FOBIA FINANCEIRA


"TÚNEL DA ESCASSEZ" FAZ COM QUE AS PESSOAS NÃO VEJAM SAÍDA, DIZ PSICÓLOGA

Para Vera Rita de Mello Ferreira, doutora em psicologia social pela PUC-SP e especialista em psicologia econômica, as pessoas precisam separar o que é desejo do que é necessidade.

"A saúde financeira de uma pessoa depende da distinção que ela faz entre o que ela precisa e o que ela deseja", diz Vera. "O desejo é uma sensação de falta, de incompletude, é inconsciente e nunca vai ser plenamente satisfeito."

É neste momento que a publicidade testa o seu poder, afirma a especialista. "Vem uma propaganda e me diz: ‘Você não sabe o que deseja? 

Eu sei, essa TV de 1 trilhão de polegadas’. Eu compro, achando que vou me sentir plena. 

Mas daqui a pouco quero outra coisa", diz ela, que preside o Iarep (International Association for Research in Economic Psychology) e está à frente da consultoria Vértice Psi.

Diante do endividamento crescente da população –que atingiu o recorde em junho, com 78% das famílias endividadas, segundo pesquisa da CNC (Confederação Nacional do Comércio)–, a especialista destaca um comportamento chamado em psicologia econômica de "túnel da escassez": submetidas a situações intensas de falta de dinheiro, as pessoas pensam apenas no que não têm o no quanto sofrem por conta disso.

"O tempo inteiro elas fazem contas do que pode entrar na lista de compras e do que não pode. Ficam atormentadas e exaustas em ter que fazer o dinheiro espichar, o que demanda muito da capacidade cognitiva e emocional", diz Vera.

"Isso faz com que elas tomem decisões equivocadas sempre que sobra algum dinheiro na conta ou tem algum crédito disponível", diz ela. 
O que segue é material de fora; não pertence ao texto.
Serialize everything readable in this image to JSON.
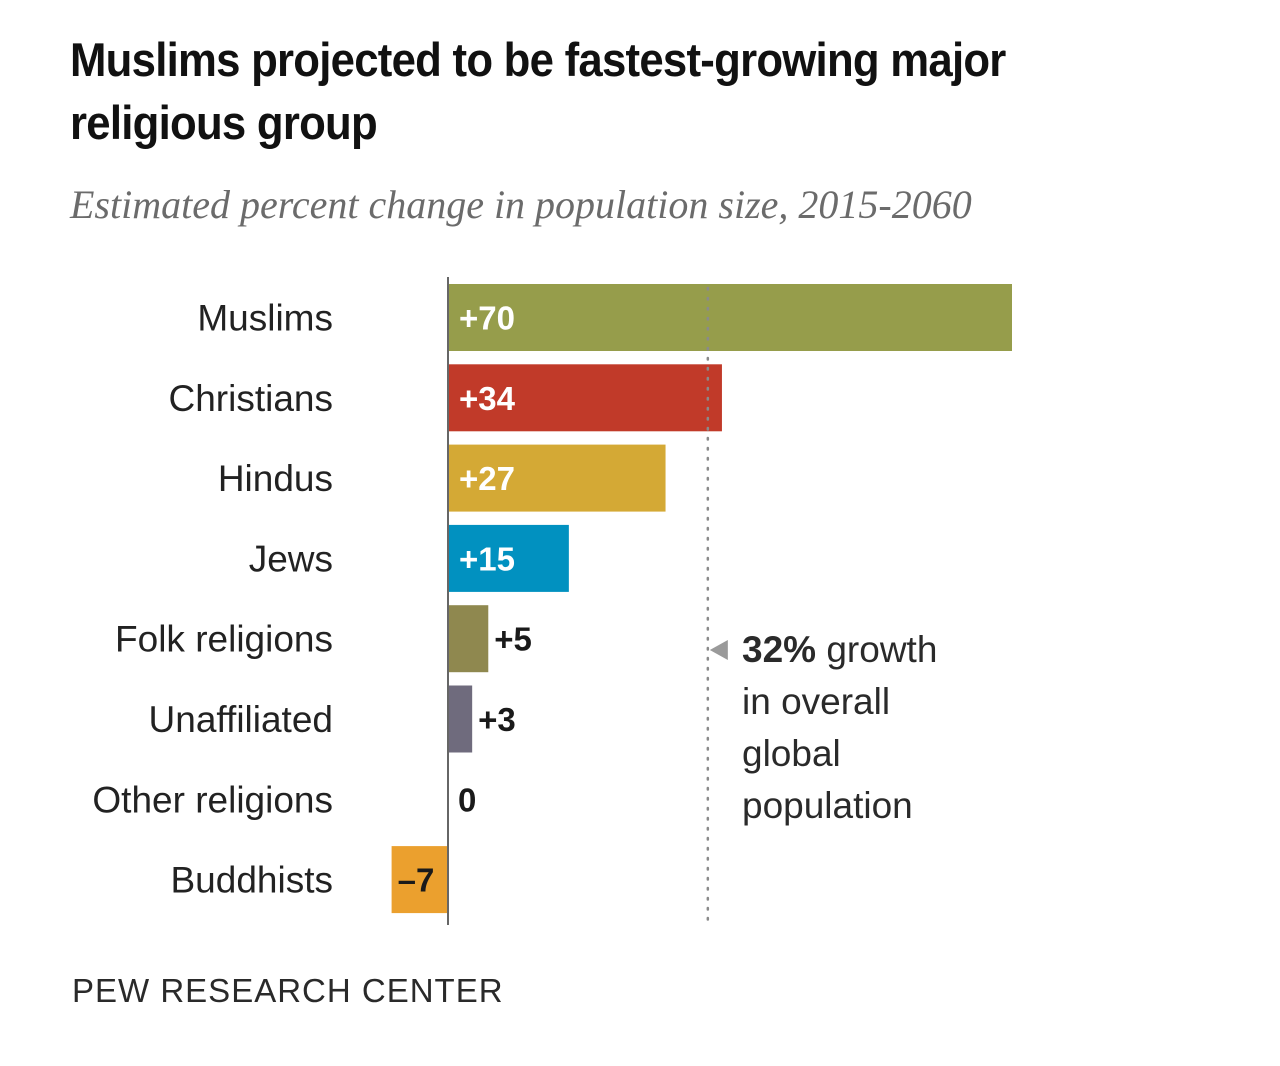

"Vão gastando mais do que ganham e acabam fugindo de encarar a realidade, deixando de consultar extratos ou fatura do cartão. Mas eu não chamo isso de fobia financeira."

A fobia é um pavor, um medo irracional, sem respaldo na realidade, que a pessoa sente em ocasiões específicas, explica a especialista, dando como exemplo a aerofobia (medo de viajar de avião) e a cinofobia (medo de cachorros).

Para ela, "fobia financeira" até existe, mas é exceção.

O próprio psicólogo britânico Brendan Burchell, professor do Departamento de Sociologia da Universidade de Cambridge, que deu origem à expressão no início dos anos 2000 a partir de estudos no Reino Unido, concorda. 

"As principais causas para o endividamento da população não estão na aversão às finanças pessoais", disse ele à Folha.

"Mas sim na pobreza, na publicidade, na cultura de consumo, na desigualdade e –principalmente– nas maneiras com as quais os bancos comercializam produtos de dívida, como cartões de crédito, que incentivam as pessoas a se endividarem."